Well, I'd love to tell you it's not that bad but.....
I'm sure it will get better?

Rainbowandraindrops67 Mon 13-Nov-17 08:49:09

Is he actually grunting? Or just generally noisy? I only ask as newborns shouldn’t grunt! It’s a red flag for serious illness...

Anyway assuming he’s not! And back to the original question then yes of course yanbu - the newborn bit is crap and just a phase to get through!

Rainbowandraindrops67 Mon 13-Nov-17 08:51:42

Anyway take him straight to the hospital if he is....

Ttbb Mon 13-Nov-17 08:51:46

I love that bit! But I hate, absolutely hate the toddler stage.
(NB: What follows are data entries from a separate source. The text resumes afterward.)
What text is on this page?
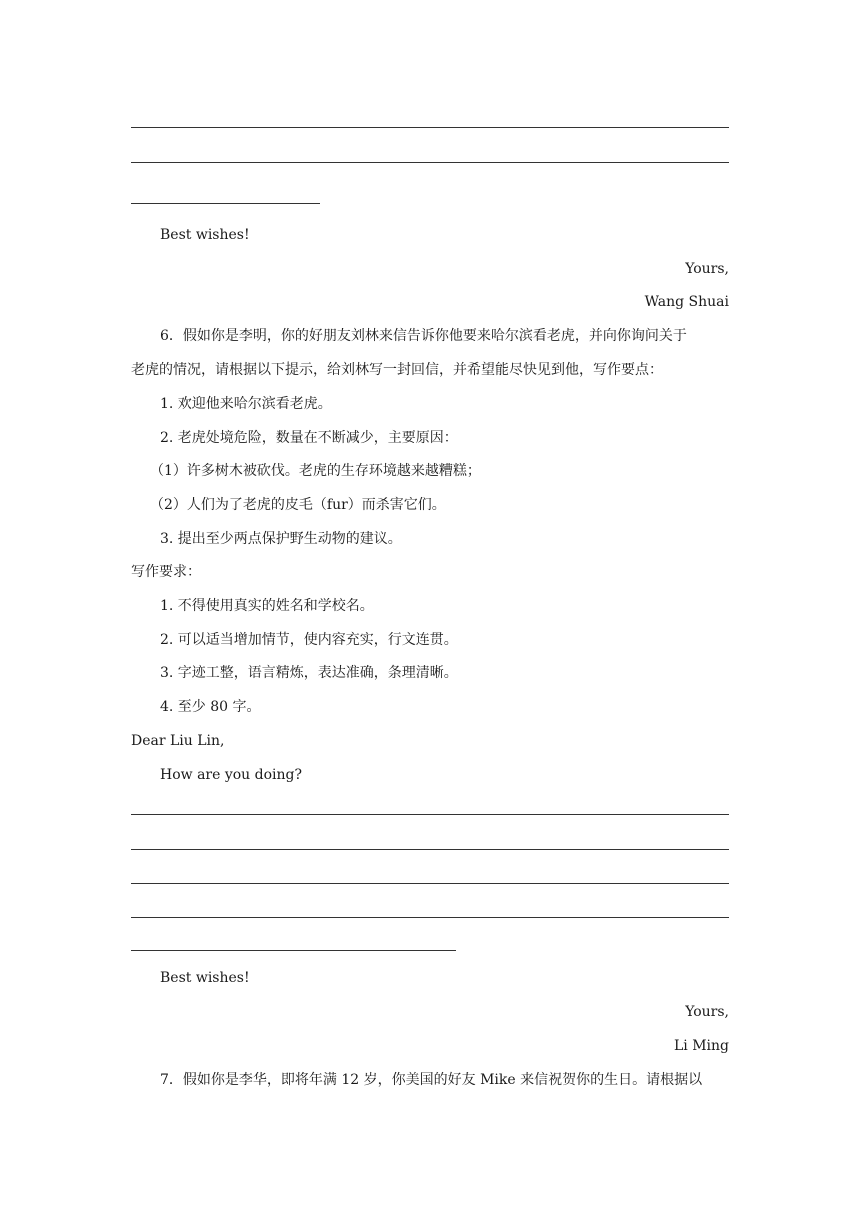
Best wishes!
Yours,
Wang Shuai
6．假如你是李明，你的好朋友刘林来信告诉你他要来哈尔滨看老虎，并向你询问关于
老虎的情况，请根据以下提示，给刘林写一封回信，并希望能尽快见到他，写作要点：
1. 欢迎他来哈尔滨看老虎。
2. 老虎处境危险，数量在不断减少，主要原因：
（1）许多树木被砍伐。老虎的生存环境越来越糟糕；
（2）人们为了老虎的皮毛（fur）而杀害它们。
3. 提出至少两点保护野生动物的建议。
写作要求：
1. 不得使用真实的姓名和学校名。
2. 可以适当增加情节，使内容充实，行文连贯。
3. 字迹工整，语言精炼，表达准确，条理清晰。
4. 至少 80 字。
Dear Liu Lin,
How are you doing?
Best wishes!
Yours,
Li Ming
7．假如你是李华，即将年满 12 岁，你美国的好友 Mike 来信祝贺你的生日。请根据以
I don't hate my toddlers obviously but I am still not the happiest of people at the moment.

Rainbowandraindrops67 Mon 13-Nov-17 08:56:46

i Don’t think a 4 week old should be coughing either - combined with crying a lot I would take him straight to doctor today personally to rule out any health issues

Rainbowandraindrops67 Mon 13-Nov-17 09:00:02

Silent acid reflux can cause a cough and crying too

Mumsiemummy1 Mon 13-Nov-17 09:01:52

@rainbowandraindrops that's not necessarily true, whilst not all grunting is normal, some babies can have grunting baby syndrome which is normal. My dd grunted in her sleep ALL NIGHT LONG for 12 long weeks, then as predicted by all others who have had babies like this, it stopped all of a sudden.

A friend of mine also had a baby like this.

Rainbowandraindrops67 Mon 13-Nov-17 09:05:02

Mumsie - grunting is listed as a sign of serious illness. Sometimes it can be ok I’m sure. In my lo grunting was a sign of sepsis. The gp we saw also dismissed it as ‘normal’ resulting in a delay to her treatment - that’s why I’m keen to raise awareness it can be a sign of something more.